La interpretación de Copenhague por Don Draper

La mecánica cuántica es fascinante. Lo es mucho más para los que no dominamos las matemáticas subyacentes a sus postulados, pero nos conformamos (por eso de mal de muchos, consuelo de tontos) con las explicaciones, derivaciones y devaneos que de tan filosóficos rozan con el absurdo. La interpretación de Copenhague es acaso, o por antonomasia, quién sabe, el delirio de esas mentes perturbadas.

En los comienzos (porque poner “en los albores” es, a mi juicio, antiestético, anticuado, y remite a un concepto de luminosidad, de esperanza, que, como espero se verá más adelante, se contrapone al sentido final de estas palabras, si es que existe algún sentido más allá de la mera procrastinación) del siglo XX y como fruto de la combinación de dos elucubraciones trascendentales  (el famoso principio de incertidumbre de Heisenberg y el concepto de la dualidad onda-partícula de la luz que, a su vez, se alimentaba de la experiencia de la doble rendija de Young y de la explicación del efecto fotoeléctrico de Einstein -que, indudablemente, tenía que aparecer por acá-, y no sigamos porque la fecundidad, por no decir viralidad de este pensamiento es pasmosa), un grupo de pacificadores de la ciencia intentó poner paños finos a la cuestión, y, guiados por Niels Bohr, que seguramente era el que llevaba a la peña el scotch mientras que Born sólo llevaba el hielo y Heisenberg los vasos, presenta un solución salomónica con un nombre muy literario.

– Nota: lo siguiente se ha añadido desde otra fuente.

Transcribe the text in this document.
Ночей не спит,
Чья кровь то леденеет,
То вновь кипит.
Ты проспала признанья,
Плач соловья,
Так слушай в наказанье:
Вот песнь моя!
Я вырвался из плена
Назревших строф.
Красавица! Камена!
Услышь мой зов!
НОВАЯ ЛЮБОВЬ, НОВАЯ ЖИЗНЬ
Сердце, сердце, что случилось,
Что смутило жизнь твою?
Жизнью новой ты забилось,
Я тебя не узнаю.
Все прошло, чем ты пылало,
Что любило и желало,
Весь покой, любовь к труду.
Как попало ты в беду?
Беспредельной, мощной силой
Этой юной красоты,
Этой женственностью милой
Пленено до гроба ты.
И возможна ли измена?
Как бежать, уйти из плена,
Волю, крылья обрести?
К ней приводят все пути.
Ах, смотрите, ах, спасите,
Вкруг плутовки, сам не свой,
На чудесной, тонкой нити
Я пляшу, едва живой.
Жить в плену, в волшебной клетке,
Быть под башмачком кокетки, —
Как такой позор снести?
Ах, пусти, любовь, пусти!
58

Entonces (resumiendo y prescindiendo del bagaje matemático) se le pone fecha de elaboración a las famosas aseveraciones de la física como “las propiedades de onda y partícula son formas complementarias de observar un mismo fenómeno”.

Y también, acercándonos subrepticiamente a campos menos científicos, pero no por eso menos especulativos, “Nunca podremos separar por completo al observador del sistema que se quiere analizar” y “el propio acto de la observación determina el comportamiento final del sistema”.

Supongo que en la literatura, y antes de llegar hasta el extremo del descerebrado que pretende respaldar a la dialéctica (y con el mismo envión, al marxismo y su triste deformación, el comunismo), uno puede establecer alguna conexión con todo esto, sobre todo si consigue el mismo escocés que tomaba Niels. Para ir acortando (no tengo ni el tiempo ni el licor): no podríamos separar al autor de su obra narrativa, de sus personajes, de sus técnicas, en fin, del acto íntimo de escribir que se transforma en el acto de leer en otras tantas personas. El autor como una variable más de la función (y a la mierda con los estructuralistas y su intento de asesinato del autor). Justamente, y aquí reside el núcleo de una nueva paradoja, es el lector, en definitiva, el que toma la decisión y fija el carácter de la obra. En ese acto decisivo, la función de onda colapsa: todas las probabilidades de resultados contenidas en la descripción de la función de onda, que es la obra narrativa, caen y solo se mantiene el resultado final.

Podría, en este momento, cristalizar este concepto en algún ejemplo de algún autor de los tantos que se me ocurren (bueno, no tantos). Pero como cobardemente (pero sin vergüenza, Cerati dixit)  tomo partido de la ya trillada postura de que la mejor literatura (en este caso Yanqui) hoy está en las series, remato esta diletante pantomima con unas líneas de Don Draper, en el capítulo 4 de la sexta temporada (“the flood”), claro que es indispensable ver la escena para que todo colapse en, tal vez, una lágrima.

I don’t think I ever wanted to be the man who loves children.
But from the moment they’re born that baby comes out and you act proud and excited and hand out cigars but you don’t feel anything.
Especially if you had a difficult childhood.
You want to love them, but you don’t.
And the fact that you’re faking that feeling makes you wonder if your own father had the same problem.
Then one day they get older and you see them do something and you feel that feeling that you were pretending to have.
And it feels like your heart is going to explode. (1)

(1)No creo haber deseado ser nunca ese tipo de hombre que ama a los niños. / En el momento en que nace tu bebé, actúas orgulloso y excitado y repartes cigarros, pero no sientes nada. / Especialmente si tuviste una infancia dura. / Quieres amarlos, pero no lo logras. / Y el hecho de que estés simulando ese sentimiento te hace pensar si tu padre no habrá tenido el mismo problema. / Entonces, un día ellos crecen y los ves haciendo algo y realmente sentís ese sentimiento que simulabas tener. / Y se siente como si tu corazón estuviera a punto de explotar.